Publicado 31/07/2026 06:56

Farage pede que se “acorde” diante da crise em Ceuta e atribui a crise à política migratória da Espanha

Ele afirma que “muitos” dos jovens que cruzaram a fronteira buscam chegar ao Reino Unido

Dezenas de migrantes comemoram ter cruzado a fronteira entre Ceuta e o Marrocos, em 31 de julho de 2026, em Madri (Espanha). Muitas pessoas continuavam entrando em Ceuta vindas do Marrocos de forma descontrolada ao anoitecer desta quinta-feira, 30 de julh
Marcos Moreno - Europa Press

MADRID, 31 jul. (EUROPA PRESS) -

Nigel Farage, líder do partido de extrema direita Reform UK, destacou que a Europa precisa “acordar” diante da crise migratória registrada em Ceuta, com a travessia ilegal da fronteira por milhares de pessoas nesta quinta e sexta-feira, uma situação que ele atribuiu à política migratória do governo da Espanha.

“É hora de todo mundo acordar.

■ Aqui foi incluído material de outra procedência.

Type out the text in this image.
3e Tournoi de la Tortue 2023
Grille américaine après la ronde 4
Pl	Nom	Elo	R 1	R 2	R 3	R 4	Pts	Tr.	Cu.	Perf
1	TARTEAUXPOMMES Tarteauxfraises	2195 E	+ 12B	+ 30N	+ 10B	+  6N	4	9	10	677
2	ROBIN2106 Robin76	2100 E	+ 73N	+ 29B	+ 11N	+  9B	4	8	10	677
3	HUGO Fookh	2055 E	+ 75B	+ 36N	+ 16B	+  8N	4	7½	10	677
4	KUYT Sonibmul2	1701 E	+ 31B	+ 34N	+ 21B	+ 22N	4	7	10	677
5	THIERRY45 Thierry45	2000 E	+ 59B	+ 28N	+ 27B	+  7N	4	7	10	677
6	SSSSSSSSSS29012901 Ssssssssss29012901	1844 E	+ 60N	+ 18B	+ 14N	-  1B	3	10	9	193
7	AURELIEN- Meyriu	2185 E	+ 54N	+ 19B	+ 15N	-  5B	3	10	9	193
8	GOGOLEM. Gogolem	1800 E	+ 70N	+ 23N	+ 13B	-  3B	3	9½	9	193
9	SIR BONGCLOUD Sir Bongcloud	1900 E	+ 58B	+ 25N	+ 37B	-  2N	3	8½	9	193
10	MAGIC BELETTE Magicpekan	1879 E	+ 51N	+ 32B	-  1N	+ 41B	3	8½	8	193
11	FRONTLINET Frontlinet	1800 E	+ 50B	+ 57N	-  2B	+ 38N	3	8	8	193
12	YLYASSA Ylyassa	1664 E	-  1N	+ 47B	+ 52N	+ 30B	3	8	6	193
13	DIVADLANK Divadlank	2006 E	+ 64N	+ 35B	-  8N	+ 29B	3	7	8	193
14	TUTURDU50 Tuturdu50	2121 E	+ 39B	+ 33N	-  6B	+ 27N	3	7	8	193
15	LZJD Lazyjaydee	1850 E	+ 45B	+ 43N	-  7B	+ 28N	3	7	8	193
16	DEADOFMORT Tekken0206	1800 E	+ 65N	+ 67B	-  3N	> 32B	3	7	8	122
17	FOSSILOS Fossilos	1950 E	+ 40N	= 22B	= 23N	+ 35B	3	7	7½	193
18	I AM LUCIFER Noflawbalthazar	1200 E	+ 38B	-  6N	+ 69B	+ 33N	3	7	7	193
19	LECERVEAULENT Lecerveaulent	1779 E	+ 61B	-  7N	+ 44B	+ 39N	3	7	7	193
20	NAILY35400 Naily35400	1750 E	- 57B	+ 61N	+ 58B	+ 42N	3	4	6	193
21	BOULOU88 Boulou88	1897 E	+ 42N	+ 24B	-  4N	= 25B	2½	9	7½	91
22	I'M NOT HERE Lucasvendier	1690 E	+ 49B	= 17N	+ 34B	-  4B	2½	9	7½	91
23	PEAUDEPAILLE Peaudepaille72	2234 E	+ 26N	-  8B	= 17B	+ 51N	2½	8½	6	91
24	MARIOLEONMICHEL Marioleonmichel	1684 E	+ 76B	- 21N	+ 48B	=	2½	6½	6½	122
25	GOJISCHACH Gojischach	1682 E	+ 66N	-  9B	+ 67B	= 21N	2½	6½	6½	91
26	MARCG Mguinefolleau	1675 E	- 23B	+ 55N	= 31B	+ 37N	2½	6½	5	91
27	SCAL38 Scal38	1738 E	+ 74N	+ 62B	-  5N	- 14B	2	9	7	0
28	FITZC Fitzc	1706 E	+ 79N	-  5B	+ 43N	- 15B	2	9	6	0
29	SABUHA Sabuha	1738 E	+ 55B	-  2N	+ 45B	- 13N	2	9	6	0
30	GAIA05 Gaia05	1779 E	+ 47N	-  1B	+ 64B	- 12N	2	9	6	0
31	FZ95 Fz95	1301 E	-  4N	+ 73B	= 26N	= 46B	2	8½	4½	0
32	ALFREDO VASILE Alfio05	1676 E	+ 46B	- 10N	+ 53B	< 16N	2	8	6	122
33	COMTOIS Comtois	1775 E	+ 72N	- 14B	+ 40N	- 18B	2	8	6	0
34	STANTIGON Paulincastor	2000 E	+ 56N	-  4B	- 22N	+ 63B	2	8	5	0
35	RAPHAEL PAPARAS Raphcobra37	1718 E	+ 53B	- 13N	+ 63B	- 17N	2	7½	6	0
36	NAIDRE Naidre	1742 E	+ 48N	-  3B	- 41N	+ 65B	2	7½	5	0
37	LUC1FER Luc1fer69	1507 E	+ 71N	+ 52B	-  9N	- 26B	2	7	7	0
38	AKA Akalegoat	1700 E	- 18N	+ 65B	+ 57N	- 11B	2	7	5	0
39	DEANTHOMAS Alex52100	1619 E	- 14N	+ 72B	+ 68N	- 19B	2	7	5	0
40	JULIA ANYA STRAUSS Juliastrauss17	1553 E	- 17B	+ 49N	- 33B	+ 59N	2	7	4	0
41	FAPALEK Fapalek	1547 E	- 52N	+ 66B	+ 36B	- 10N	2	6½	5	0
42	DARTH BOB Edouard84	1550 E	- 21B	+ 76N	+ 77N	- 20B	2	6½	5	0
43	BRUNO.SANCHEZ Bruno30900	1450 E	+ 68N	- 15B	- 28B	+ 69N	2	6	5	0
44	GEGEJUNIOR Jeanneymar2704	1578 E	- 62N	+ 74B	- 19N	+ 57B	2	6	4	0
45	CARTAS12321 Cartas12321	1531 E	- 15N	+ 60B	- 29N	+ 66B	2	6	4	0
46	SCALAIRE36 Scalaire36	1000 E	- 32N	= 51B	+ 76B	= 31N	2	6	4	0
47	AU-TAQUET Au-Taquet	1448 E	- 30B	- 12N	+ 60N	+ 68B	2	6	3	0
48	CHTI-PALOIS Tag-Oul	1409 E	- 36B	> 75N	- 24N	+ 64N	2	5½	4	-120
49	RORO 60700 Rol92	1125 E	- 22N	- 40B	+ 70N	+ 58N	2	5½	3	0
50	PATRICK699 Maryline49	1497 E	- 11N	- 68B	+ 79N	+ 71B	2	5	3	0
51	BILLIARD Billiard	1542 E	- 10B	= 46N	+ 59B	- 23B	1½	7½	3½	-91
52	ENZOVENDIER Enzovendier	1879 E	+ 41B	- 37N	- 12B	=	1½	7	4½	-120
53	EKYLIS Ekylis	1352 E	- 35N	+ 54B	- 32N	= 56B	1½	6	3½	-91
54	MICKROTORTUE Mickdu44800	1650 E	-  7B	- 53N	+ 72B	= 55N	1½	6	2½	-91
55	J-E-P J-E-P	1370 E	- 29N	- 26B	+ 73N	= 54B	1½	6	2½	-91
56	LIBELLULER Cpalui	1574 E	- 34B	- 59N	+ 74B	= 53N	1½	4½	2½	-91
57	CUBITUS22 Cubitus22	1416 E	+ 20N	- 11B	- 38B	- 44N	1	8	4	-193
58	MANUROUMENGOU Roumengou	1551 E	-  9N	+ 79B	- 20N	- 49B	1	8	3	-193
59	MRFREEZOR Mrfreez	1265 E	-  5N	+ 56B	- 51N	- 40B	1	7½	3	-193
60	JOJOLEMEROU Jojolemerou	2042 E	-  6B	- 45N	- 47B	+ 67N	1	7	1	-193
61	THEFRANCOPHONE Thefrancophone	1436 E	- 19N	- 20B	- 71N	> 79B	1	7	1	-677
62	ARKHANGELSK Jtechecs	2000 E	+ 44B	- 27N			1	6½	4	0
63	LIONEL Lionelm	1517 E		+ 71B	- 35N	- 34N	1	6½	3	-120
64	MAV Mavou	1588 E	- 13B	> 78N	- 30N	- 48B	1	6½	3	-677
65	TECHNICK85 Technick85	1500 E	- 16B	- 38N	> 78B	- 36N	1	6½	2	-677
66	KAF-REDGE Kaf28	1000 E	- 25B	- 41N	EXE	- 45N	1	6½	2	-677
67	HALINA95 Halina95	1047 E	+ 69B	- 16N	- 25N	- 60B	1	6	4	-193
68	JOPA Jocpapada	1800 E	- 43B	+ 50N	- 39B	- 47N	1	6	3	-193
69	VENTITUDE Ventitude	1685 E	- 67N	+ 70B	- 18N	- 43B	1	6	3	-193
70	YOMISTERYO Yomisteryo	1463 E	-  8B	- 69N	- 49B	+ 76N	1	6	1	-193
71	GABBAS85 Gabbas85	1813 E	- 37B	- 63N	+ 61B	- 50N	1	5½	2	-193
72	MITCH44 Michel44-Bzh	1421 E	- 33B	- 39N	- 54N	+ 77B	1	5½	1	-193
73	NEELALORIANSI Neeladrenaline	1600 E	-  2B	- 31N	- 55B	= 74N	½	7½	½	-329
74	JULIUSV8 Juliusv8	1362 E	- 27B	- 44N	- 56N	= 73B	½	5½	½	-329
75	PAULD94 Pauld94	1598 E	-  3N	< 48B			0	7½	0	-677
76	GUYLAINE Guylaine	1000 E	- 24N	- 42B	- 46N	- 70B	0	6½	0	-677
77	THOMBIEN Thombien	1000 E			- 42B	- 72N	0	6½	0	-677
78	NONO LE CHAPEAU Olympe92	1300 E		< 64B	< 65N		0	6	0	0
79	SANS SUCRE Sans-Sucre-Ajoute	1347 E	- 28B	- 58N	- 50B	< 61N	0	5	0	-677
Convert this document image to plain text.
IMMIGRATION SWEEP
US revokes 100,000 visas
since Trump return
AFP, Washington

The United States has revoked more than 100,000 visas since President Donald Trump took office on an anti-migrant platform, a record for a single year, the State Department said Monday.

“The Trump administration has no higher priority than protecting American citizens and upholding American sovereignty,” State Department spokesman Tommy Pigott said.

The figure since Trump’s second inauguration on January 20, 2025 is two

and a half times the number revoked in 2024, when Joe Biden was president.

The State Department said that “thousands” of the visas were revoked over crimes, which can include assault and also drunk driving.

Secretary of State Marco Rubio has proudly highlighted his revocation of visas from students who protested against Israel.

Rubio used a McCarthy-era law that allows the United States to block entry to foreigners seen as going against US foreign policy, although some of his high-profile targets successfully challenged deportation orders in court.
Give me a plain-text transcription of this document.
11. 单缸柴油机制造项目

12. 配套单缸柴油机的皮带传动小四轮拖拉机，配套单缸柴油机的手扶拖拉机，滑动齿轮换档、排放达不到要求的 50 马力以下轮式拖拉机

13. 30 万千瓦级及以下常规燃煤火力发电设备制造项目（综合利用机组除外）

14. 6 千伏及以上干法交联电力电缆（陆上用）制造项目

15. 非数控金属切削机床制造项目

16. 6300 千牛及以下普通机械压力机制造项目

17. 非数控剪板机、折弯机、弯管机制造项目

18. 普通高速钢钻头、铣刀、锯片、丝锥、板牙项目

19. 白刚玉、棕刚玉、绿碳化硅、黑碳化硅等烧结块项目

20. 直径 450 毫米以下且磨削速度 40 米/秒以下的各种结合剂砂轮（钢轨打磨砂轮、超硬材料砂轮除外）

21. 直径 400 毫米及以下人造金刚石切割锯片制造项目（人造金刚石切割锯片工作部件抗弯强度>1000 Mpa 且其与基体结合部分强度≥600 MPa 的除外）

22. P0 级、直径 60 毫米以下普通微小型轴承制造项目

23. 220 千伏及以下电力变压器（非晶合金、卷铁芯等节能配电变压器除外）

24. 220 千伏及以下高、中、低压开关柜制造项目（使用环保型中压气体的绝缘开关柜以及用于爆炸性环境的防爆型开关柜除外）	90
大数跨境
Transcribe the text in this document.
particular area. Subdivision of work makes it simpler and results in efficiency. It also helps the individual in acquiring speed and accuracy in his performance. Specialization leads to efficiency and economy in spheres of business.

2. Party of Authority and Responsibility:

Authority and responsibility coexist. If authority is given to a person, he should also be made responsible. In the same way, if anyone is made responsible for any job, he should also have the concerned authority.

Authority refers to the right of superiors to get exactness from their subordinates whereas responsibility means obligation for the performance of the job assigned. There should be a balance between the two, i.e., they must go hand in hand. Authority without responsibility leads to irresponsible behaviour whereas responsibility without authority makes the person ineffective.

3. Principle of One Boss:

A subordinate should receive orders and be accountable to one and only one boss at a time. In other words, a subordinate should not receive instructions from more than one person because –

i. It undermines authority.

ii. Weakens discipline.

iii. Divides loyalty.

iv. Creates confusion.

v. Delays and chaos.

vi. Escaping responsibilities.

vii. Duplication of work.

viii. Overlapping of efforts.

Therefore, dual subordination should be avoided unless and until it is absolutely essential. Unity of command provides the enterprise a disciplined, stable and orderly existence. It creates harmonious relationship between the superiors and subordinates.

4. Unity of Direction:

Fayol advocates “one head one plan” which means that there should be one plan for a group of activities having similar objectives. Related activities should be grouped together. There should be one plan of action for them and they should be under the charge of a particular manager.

Estou falando muito sério. Basta dar uma olhada nessas imagens (...) Esta é uma batalha pelo futuro da nossa civilização”, declarou o líder britânico de extrema direita em uma mensagem nas redes sociais, na qual comentou as imagens da cidade autônoma onde as autoridades não conseguiram impedir a chegada em massa de migrantes pela praia de El Tarajal.

“Sim, é território espanhol. Dezenas de milhares de pessoas, talvez mais, estão entrando nessa pequena parte da Espanha”, disse ele sobre a crise em Ceuta, para criticar que as autoridades “parecem incapazes de agir”.

Em seguida, Farage atribuiu a situação à política migratória da Espanha, após relembrar o processo de regularização promovido pelo governo e destacar que foi transmitida a mensagem de que eles podem permanecer no país.

“Tenham isso em mente: no início deste ano, a Espanha concedeu anistia a meio milhão de pessoas que haviam entrado ilegalmente no país. A mensagem que a Espanha transmite é clara: entre e você terá permissão para ficar”, enfatizou.

O líder do Reform UK alertou que “muitos desses jovens, muitos deles perigosos, seguirão para Calais e também chegarão ao nosso país”. Dessa forma, ele destacou que, a menos que se consiga uma “reforma” no Reino Unido e se impeça a entrada desses migrantes, essas imagens serão vistas no país.

“Infelizmente, os conservadores nos decepcionaram e o Partido Trabalhista também nos decepcionou”, afirmou ele, referindo-se à gestão da imigração no Reino Unido.